Pero incluso allí donde más rotunda debería ser la defensa del principio de libertad, me refiero al directivo o al empresario, la fe se desvanece cuando de la aplicación de ese principio se deriva un incremento de la competencia para la empresa que se dirige. He podido observar casos, y no aislados, en los que los defensores de la libertad de mercado acudían presurosos a reclamar de la Administración medidas protectoras que cercenaran la libertad de sus competidores.

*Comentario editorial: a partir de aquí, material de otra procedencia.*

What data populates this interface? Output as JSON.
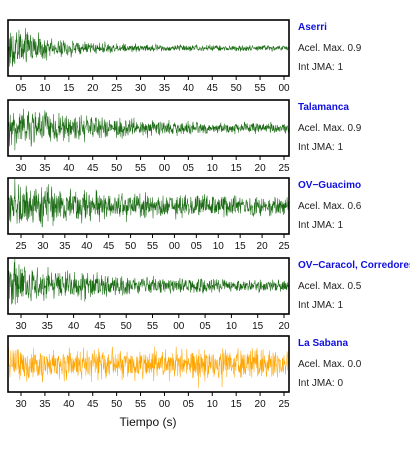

Y sin embargo, a pesar de tantas dudas, la empresa española necesita para prosperar y ser útil a la sociedad, el caldo fecundador de la libertad, ya que de otro modo languidece, se agosta, pierde vigor y apenas puede sobrevivir. Cuando alguien hace las cosas mejor que nosotros, lo que procede no es reclamar que se le restrinja la libertad sino innovar, buscando modelos superadores o, si no es posible otra cosa, copiarle.

De esta actitud miedosa y desconfiada hacia la libertad empresarial, dentro del marco legal, claro está, no se salvan ni los intelectuales ni la Universidad ni los políticos ni los medios de comunicación, que, con bastante frecuencia, arrojan sombras de sospecha sobre el funcionamiento de las empresas, por mucho que para sus respectivas tareas reclamen, con todo el derecho, la liberta como soporte indispensable.

Seguramente hagan falta pocas normas y menos intervencionismo y sea suficiente con que las leyes se apliquen con todo rigor para quienes las transgredan, dentro y fuera del mundo empresarial.